THE AUTHENTIC BREAD
Meet market expectations with high quality products!
As consumer preferences change, and pressure from competitors increases, industrial bakeries need equipment which meets expectations in terms of industrial performance and product quality requirements dictated by end consumers.
With a new divider, the line industrialist MECATHERM is providing industrial bakeries with a solution for improving the quality of their production of baguettes and baguette-related items.
HELP BAKERS TO ACHIEVE ACCURATE DOUGH PIECES AT HIGH-SPEEDS
A unique shingling station aims to produce a formed, continuous and thick dough band. Slow movements without mechanical destroying action keep the dough structure and preserve the gluten network.
Moreover, the dough band is cut by an ultrasound mobile guillotine allowing an accurate and clean cutting point without dough compression.
These two technical features of the M-NS divider contribute to obtain accurate in weight and shape dough pieces at high-speeds.

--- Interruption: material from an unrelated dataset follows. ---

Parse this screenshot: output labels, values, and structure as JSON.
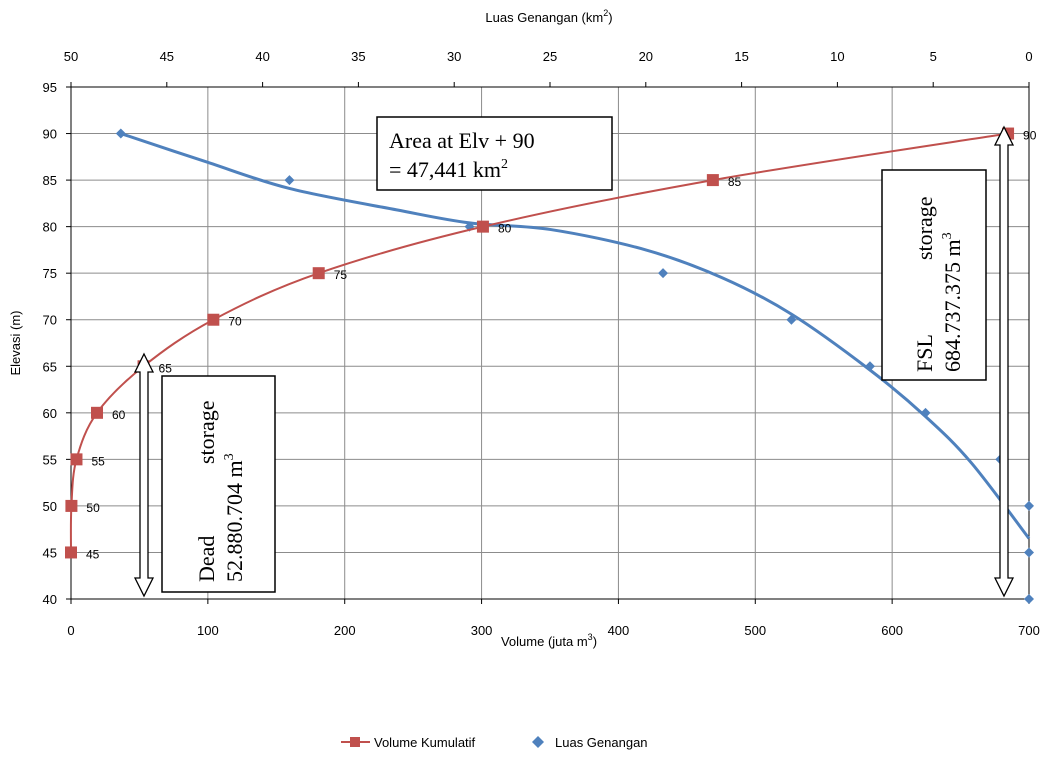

BALANCE MEETING THROUGHPUT GOALS BUT STILL MAINTAINING CONSISTENT PIECE WEIGHTS
A combination of :
- Consistent dough density before cutting
- Accurate dough profile acquisition
- Sharp and Accurate cutting cinematic
The M-NS divider monitors in real time the dough density to reduce weight fluctuation throughout the process. Even when dough density changes, the set weight is preserved.
The divider can eject any dough piece that is non-conforming to the set tolerance. These pieces can be recycled for no product loss.
HANDLE DOUGHS OF VARYING ABSORPTION RATES
Specific way of handling the dough to shape a continuous band with no stretching or tearing: whatever the dough absorption rate, the density will be preserved. The M-NS will calculate the density and adapt the settings automatically.
OPERATIONALS STRATEGIES OUTSIDE OF EQUIPMENT TECHNOLOGY
According to the kind of recipe and process that are used to get the desired product quality, mixers will need to be adapted to the targeted dough quality and consistency. The divider allows to handle different type of dough to produce a wider range of moulded products.
The new MECATHERM divider can be installed in any production line in place of a volumetric divider or laminating divider. MECATHERM is therefore able to provide a turnkey solution to customers wishing to upgrade their production tool to shift production towards traditional baguettes.